The Gulf coast was devastated this past summer, as everyone on the planet knows. People have lost homes, jobs and loved ones; and, life as they knew it may never return.
In all of the storm coverage, the losses in the fishing industry sort of took a back seat to the losses on which the news media chose to concentrate. Guides and commercial fishermen lost homes, boats, income and a way of life. Many of them will not return to fishing any time soon. Some had no insurance. Others lost loved ones and cant make themselves return at least not just yet.
That was the human toll. One wonders what the toll on the whole Gulf coast fishery will be over the next few years. Time will tell, but for at least a couple of anglers, it appears that the fish may not have been affected as badly as I for one had imagined.
Jason Marsh, working in the hurricane area on loan from his job in Florida, went fishing with fellow worker and Louisiana native Ken Trahan. Fishing the marshes of Bayou Dularge in southern Louisiana, they caught a nice limit of speckled trout.
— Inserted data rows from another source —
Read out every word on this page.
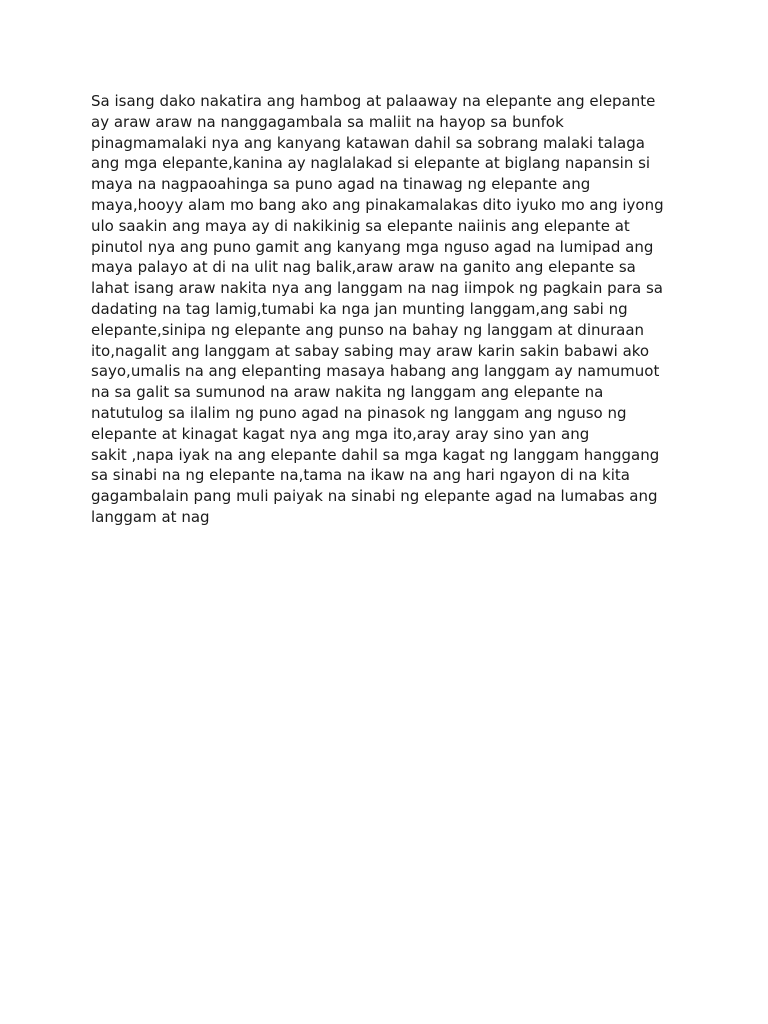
Sa isang dako nakatira ang hambog at palaaway na elepante ang elepante
ay araw araw na nanggagambala sa maliit na hayop sa bunfok
pinagmamalaki nya ang kanyang katawan dahil sa sobrang malaki talaga
ang mga elepante,kanina ay naglalakad si elepante at biglang napansin si
maya na nagpaoahinga sa puno agad na tinawag ng elepante ang
maya,hooyy alam mo bang ako ang pinakamalakas dito iyuko mo ang iyong
ulo saakin ang maya ay di nakikinig sa elepante naiinis ang elepante at
pinutol nya ang puno gamit ang kanyang mga nguso agad na lumipad ang
maya palayo at di na ulit nag balik,araw araw na ganito ang elepante sa
lahat isang araw nakita nya ang langgam na nag iimpok ng pagkain para sa
dadating na tag lamig,tumabi ka nga jan munting langgam,ang sabi ng
elepante,sinipa ng elepante ang punso na bahay ng langgam at dinuraan
ito,nagalit ang langgam at sabay sabing may araw karin sakin babawi ako
sayo,umalis na ang elepanting masaya habang ang langgam ay namumuot
na sa galit sa sumunod na araw nakita ng langgam ang elepante na
natutulog sa ilalim ng puno agad na pinasok ng langgam ang nguso ng
elepante at kinagat kagat nya ang mga ito,aray aray sino yan ang
sakit ,napa iyak na ang elepante dahil sa mga kagat ng langgam hanggang
sa sinabi na ng elepante na,tama na ikaw na ang hari ngayon di na kita
gagambalain pang muli paiyak na sinabi ng elepante agad na lumabas ang
langgam at nag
Using a method familiar to spec anglers along the Gulf coast, they fished plastics with a chartreuse colored sparkle beetle under a rattling cork. They fished a flat in the bayou on a falling tide, and left the fish still hitting. See his and Jason's catch in this gallery.
Does this mean that future fishing in the hurricane area will return to normal? One can only hope so, but if this trip is any indication, it is already on the way back!